Eu estava ainda longe de entrar na vida politica em 1860, mas custa-me ver o sr. Telles de Vasconcellos a accusar se só a si, a pretexto de accusar os outros.

Eu vejo o sr. Dias Ferreira, não como elle podia ter sido em 1860, unido ou ligado á escola que tinha por principios mandar tropa para intimidar os eleitores a pretexto de garantir a liberdade da eleição, mas sómente como elle hoje se apresenta, absolutamente separado d'essa escola, combatendo a intervenção da força armada no acto eleitoral, respeitando a lei, e querendo que a representação seja do povo, e não que a representação nacional seja fabricada pela força armada (apoiados). Estas são as minhas idéas tambem, e se lo iam, ainda que não fossem as do sr. Dias Ferreira.

Disse tambem o illustre deputado que os amigo do sr. Dias Ferreira eram os turbulentos de Arganil. Eu não conheço Arganil. Não conheço lá ninguem. Entretanto ouvi esta asserção do sr. Telles de Vasconcellos sem ser comprovada com documentos authenticos (apoiados), e pouco antes tinha ouvido, comprovado por certidões authenticas tiradas de processou judiciaes, que o maior amigo do governo em Arganil não só estava actualmente pronunciado, mas já tinha sido anteriormente pronunciado, e mais de uma vez, por crimes muito graves.

A differença no modo de fazer as accusações, que o sr. Dias Ferreira nunca fez sem exhibir prova authentica, e que o sr. Telles de Vasconcellos faz sem apresentar prova alguma, é muita, não póde ser maior (apoiados). Não é, porém, a unica differença.

Ainda que nos prestemos a acreditar igualmente as accusações comprovadas e as não comprovadas, havemos de reconhecer que entre a turbulencia e a criminalidade ha tambem differença grande e enorme. Entre a criminalidade que apparece provada n'esta casa por documentos authenticos, como são pronuncias passadas em julgado, e a turbulencia affirmada apenas n'uma asserção graciosa, eu creio que ninguem hesita, e que para todos é a escolha muito facil de fazer (apoiados).
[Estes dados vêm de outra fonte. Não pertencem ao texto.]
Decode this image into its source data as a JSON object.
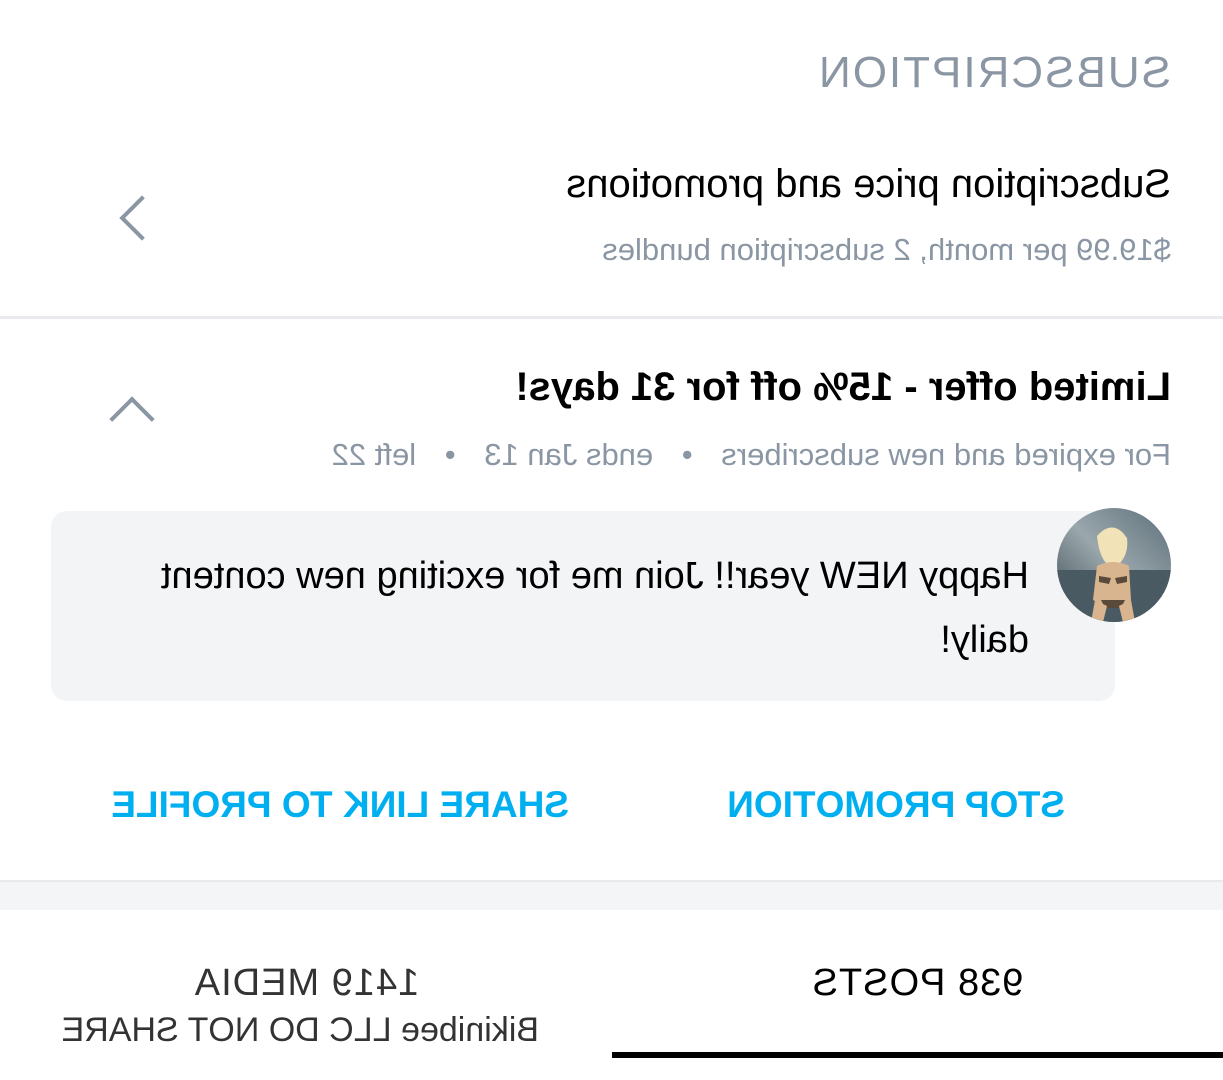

Disse tambem o illustre deputado em nome do governo (porque eu tomo sempre as suas asserções como defeza do governo, e não como defeza de s. ex.ª), que tinha sido da maior liberdade e da maior legalidade o espirito que tinha presidido á eleição do circulo de Arganil.

Para isso affirmava o sr. Telles de Vasconcellos que os empregados, que trabalharam contra o governo, e portanto a favor da opposição, não foram demittidos, e que se esse espirito fosse de intolerancia e de injustiça, todos elles seriam demittidos.

Não é tarde ainda para as demissões. E se a má estrella, que ha algum tempo preside aos destinos d'este paiz, permittir a conservação d'este governo por muito tempo (eu espero em Deus que não ha de permittir tal calamidade, cuja duração rasoavelmente já não podia ser até hoje, mas tem sido), (apoiados); se este ministerio continuar por muito tempo, eu creio que as provas da tolerancia politica, do benevolo caracter e do espirito recto e justiceiro do sr. marquez d'Avila e Bolama hão de chegar ainda a muitos pontos d'este paiz, para onde ellas têem estado retardadas pela voz da imprensa, e porque eram já muitos no mesmo sentido os factos de que, com escandalo da opinião publica, a imprensa d'este paiz arguia o governo.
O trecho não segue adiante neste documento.